For now, many investors remain optimistic because the reasons for the bond pullback are mostly positive. Stuck near historic lows for most of last year, Treasury bill yields have climbed in recent months, alongside investors’ expectations for a strong economic rebound, in part thanks to an increase in government spending financed by the government. debt.

The rise in yields, which results from falling bond prices, often reflects investors’ expectations for faster growth and the accompanying rise in inflation, which erodes the purchasing power of investors. fixed payments of bonds and may eventually lead the Federal Reserve to raise short-term interest rates. An increase in government borrowing can also boost yields by increasing the supply of bonds. While many investors are keeping an eye on inflation data, analysts and portfolio managers say that so far there is little reason to believe that price levels will rise enough to prompt the Fed to raise. rates anytime soon, which appears to be perhaps the biggest risk for major index stocks.

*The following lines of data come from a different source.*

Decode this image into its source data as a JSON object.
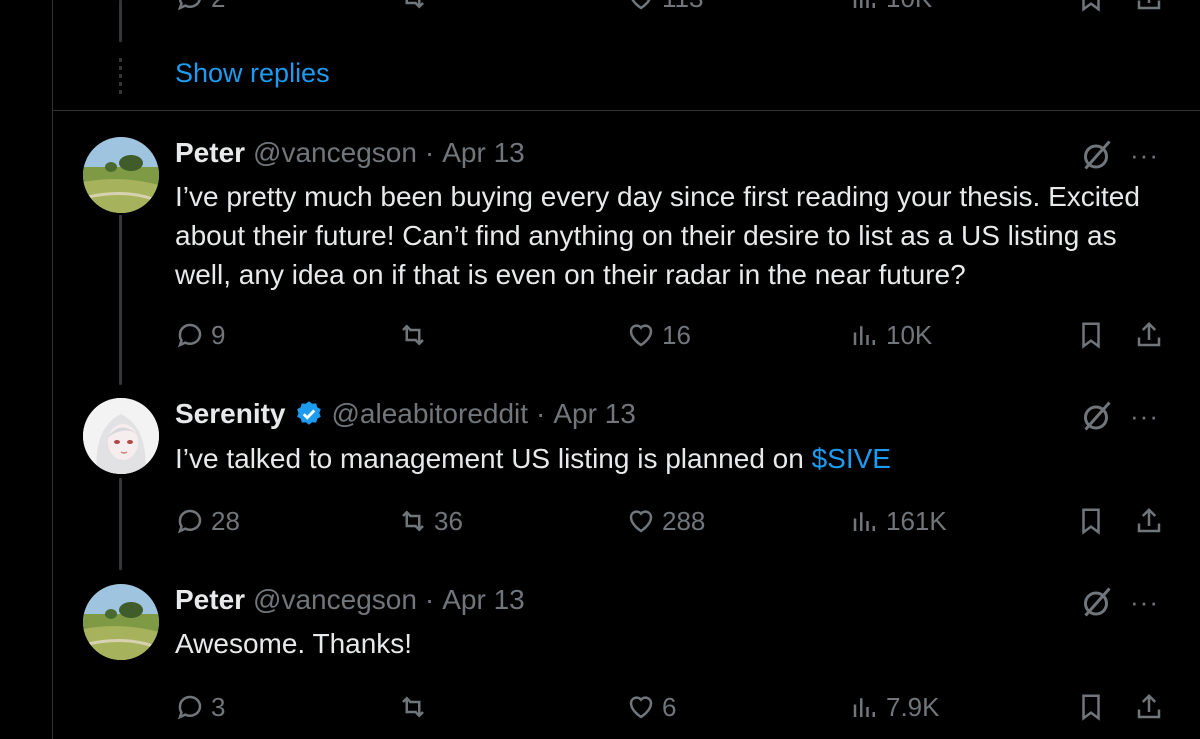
{
  "top_actions": {
    "replies": "2",
    "likes": "113",
    "views": "10K"
  },
  "show_replies": "Show replies",
  "tweets": [
    {
      "name": "Peter",
      "handle": "@vancegson",
      "separator": "·",
      "date": "Apr 13",
      "text": "I’ve pretty much been buying every day since first reading your thesis. Excited about their future! Can’t find anything on their desire to list as a US listing as well, any idea on if that is even on their radar in the near future?",
      "replies": "9",
      "reposts": "",
      "likes": "16",
      "views": "10K"
    },
    {
      "name": "Serenity",
      "handle": "@aleabitoreddit",
      "separator": "·",
      "date": "Apr 13",
      "text": "I’ve talked to management US listing is planned on ",
      "cashtag": "$SIVE",
      "replies": "28",
      "reposts": "36",
      "likes": "288",
      "views": "161K"
    },
    {
      "name": "Peter",
      "handle": "@vancegson",
      "separator": "·",
      "date": "Apr 13",
      "text": "Awesome. Thanks!",
      "replies": "3",
      "reposts": "",
      "likes": "6",
      "views": "7.9K"
    }
  ],
  "more_label": "···",
  "colors": {
    "background": "#000000",
    "text": "#e7e9ea",
    "muted": "#71767b",
    "link": "#1d9bf0",
    "divider": "#2f3336"
  }
}
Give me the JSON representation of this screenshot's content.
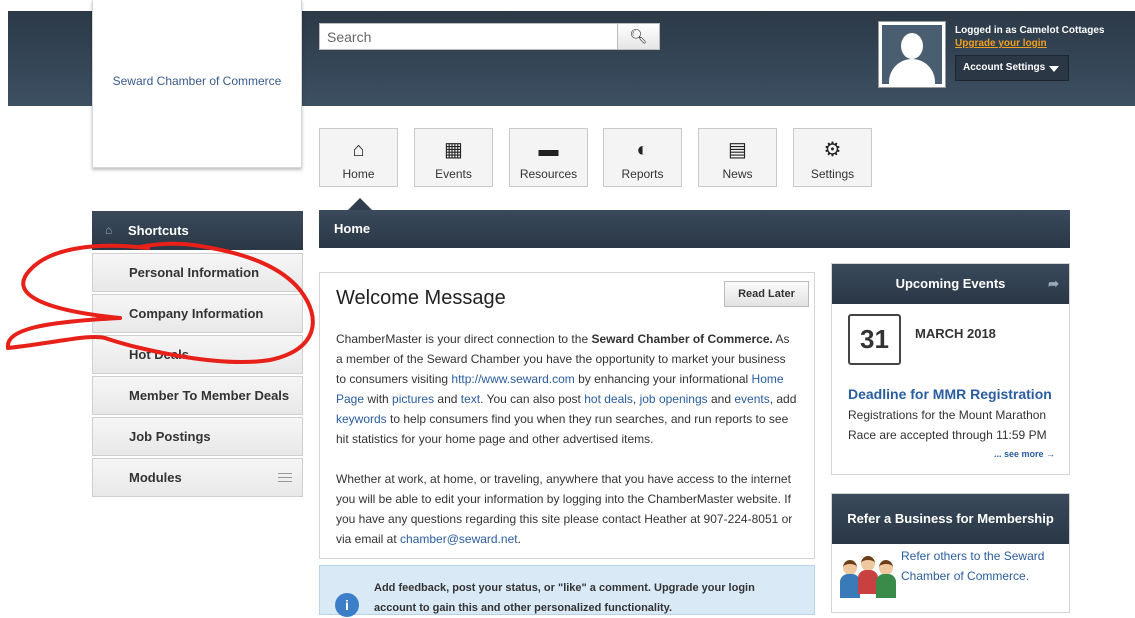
{
  "header": {
    "org_name": "Seward Chamber of Commerce",
    "search_placeholder": "Search",
    "search_icon": "magnifier-icon",
    "login_status": "Logged in as Camelot Cottages",
    "upgrade_link": "Upgrade your login",
    "account_settings": "Account Settings"
  },
  "nav": {
    "buttons": [
      {
        "label": "Home",
        "icon": "house-icon"
      },
      {
        "label": "Events",
        "icon": "calendar-icon"
      },
      {
        "label": "Resources",
        "icon": "folder-icon"
      },
      {
        "label": "Reports",
        "icon": "pie-chart-icon"
      },
      {
        "label": "News",
        "icon": "newspaper-icon"
      },
      {
        "label": "Settings",
        "icon": "gear-icon"
      }
    ]
  },
  "sidebar": {
    "header": "Shortcuts",
    "items": [
      {
        "label": "Personal Information"
      },
      {
        "label": "Company Information"
      },
      {
        "label": "Hot Deals"
      },
      {
        "label": "Member To Member Deals"
      },
      {
        "label": "Job Postings"
      },
      {
        "label": "Modules"
      }
    ]
  },
  "main": {
    "section_title": "Home",
    "welcome": {
      "title": "Welcome Message",
      "read_later": "Read Later",
      "p1_a": "ChamberMaster is your direct connection to the ",
      "p1_org": "Seward Chamber of Commerce.",
      "p1_b": " As a member of the Seward Chamber you have the opportunity to market your business to consumers visiting ",
      "p1_url": "http://www.seward.com",
      "p1_c": " by enhancing your informational ",
      "p1_homepage": "Home Page",
      "p1_d": " with ",
      "p1_pictures": "pictures",
      "p1_e": " and ",
      "p1_text": "text",
      "p1_f": ". You can also post ",
      "p1_hotdeals": "hot deals",
      "p1_g": ", ",
      "p1_jobs": "job openings",
      "p1_h": " and ",
      "p1_events": "events",
      "p1_i": ", add ",
      "p1_keywords": "keywords",
      "p1_j": " to help consumers find you when they run searches, and run reports to see hit statistics for your home page and other advertised items.",
      "p2_a": "Whether at work, at home, or traveling, anywhere that you have access to the internet you will be able to edit your information by logging into the ChamberMaster website. If you have any questions regarding this site please contact Heather at 907-224-8051 or via email at ",
      "p2_email": "chamber@seward.net",
      "p2_b": "."
    },
    "feedback": "Add feedback, post your status, or \"like\" a comment. Upgrade your login account to gain this and other personalized functionality."
  },
  "events_panel": {
    "title": "Upcoming Events",
    "day": "31",
    "month": "MARCH 2018",
    "event_title": "Deadline for MMR Registration",
    "event_desc": "Registrations for the Mount Marathon Race are accepted through 11:59 PM",
    "see_more": "... see more →"
  },
  "refer_panel": {
    "title": "Refer a Business for Membership",
    "text": "Refer others to the Seward Chamber of Commerce."
  },
  "colors": {
    "header_dark": "#2c3947",
    "link": "#2a5d9f",
    "upgrade": "#f0a020",
    "annotation_red": "#e8201a"
  }
}
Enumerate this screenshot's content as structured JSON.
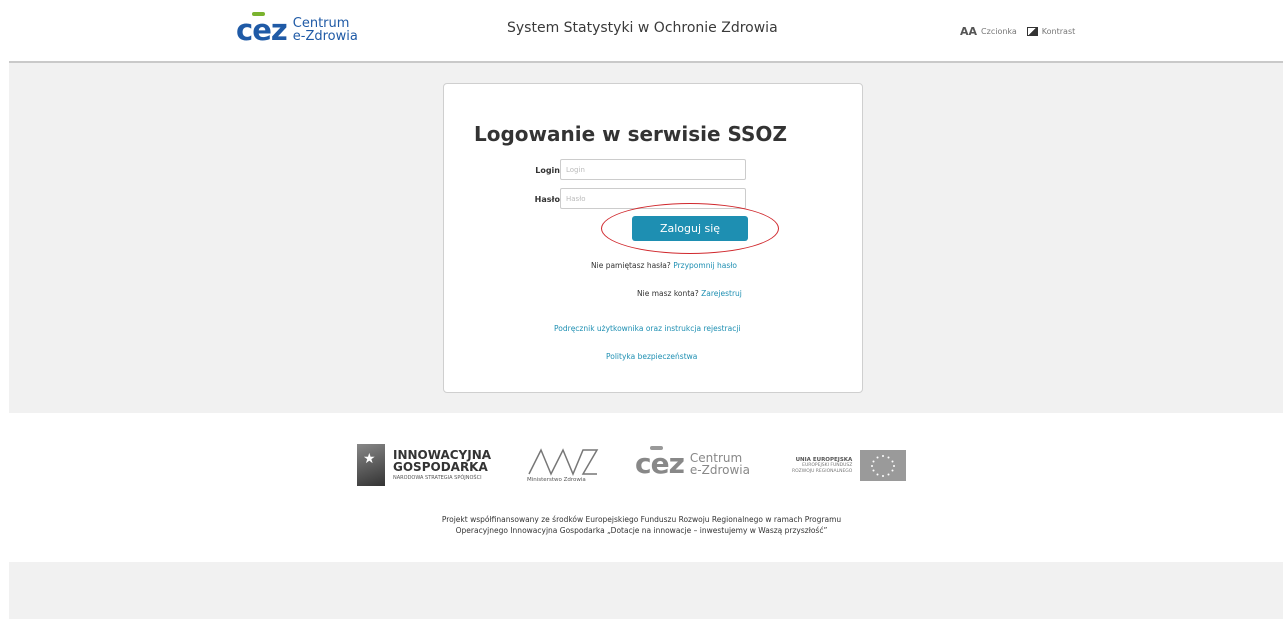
{
  "header": {
    "logo": {
      "mark": "cez",
      "line1": "Centrum",
      "line2": "e-Zdrowia"
    },
    "system_title": "System Statystyki w Ochronie Zdrowia",
    "font_label": "Czcionka",
    "font_icon_glyph": "AA",
    "contrast_label": "Kontrast"
  },
  "login": {
    "title": "Logowanie w serwisie SSOZ",
    "login_label": "Login",
    "login_placeholder": "Login",
    "login_value": "",
    "password_label": "Hasło",
    "password_placeholder": "Hasło",
    "password_value": "",
    "submit_label": "Zaloguj się",
    "forgot_prefix": "Nie pamiętasz hasła?",
    "forgot_link": "Przypomnij hasło",
    "register_prefix": "Nie masz konta?",
    "register_link": "Zarejestruj",
    "manual_link": "Podręcznik użytkownika oraz instrukcja rejestracji",
    "policy_link": "Polityka bezpieczeństwa"
  },
  "footer": {
    "ig_line1": "INNOWACYJNA",
    "ig_line2": "GOSPODARKA",
    "ig_line3": "NARODOWA STRATEGIA SPÓJNOŚCI",
    "mz_label": "Ministerstwo Zdrowia",
    "cez_line1": "Centrum",
    "cez_line2": "e-Zdrowia",
    "ue_line1": "UNIA EUROPEJSKA",
    "ue_line2": "EUROPEJSKI FUNDUSZ",
    "ue_line3": "ROZWOJU REGIONALNEGO",
    "project_line1": "Projekt współfinansowany ze środków Europejskiego Funduszu Rozwoju Regionalnego w ramach Programu",
    "project_line2": "Operacyjnego Innowacyjna Gospodarka „Dotacje na innowacje – inwestujemy w Waszą przyszłość”"
  },
  "colors": {
    "brand_blue": "#1f5aa6",
    "accent_green": "#7ab32e",
    "button": "#1e8fb2",
    "highlight_ring": "#d0282d"
  }
}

“The market mainly said, ‘Hooray, the pandemic is under control and the economy is starting to grow again,” said Brad McMillan, chief investment officer at Commonwealth Financial Network, an investment advisor and brokerage firm. “But now we’re starting to see the consequences in the form of higher tariffs, and I think the market is dealing with it.”

The benchmark 10-year US Treasury yield on Friday stood at 1.344%, down from just 1.157% five trading sessions earlier and around 0.9% earlier in the year.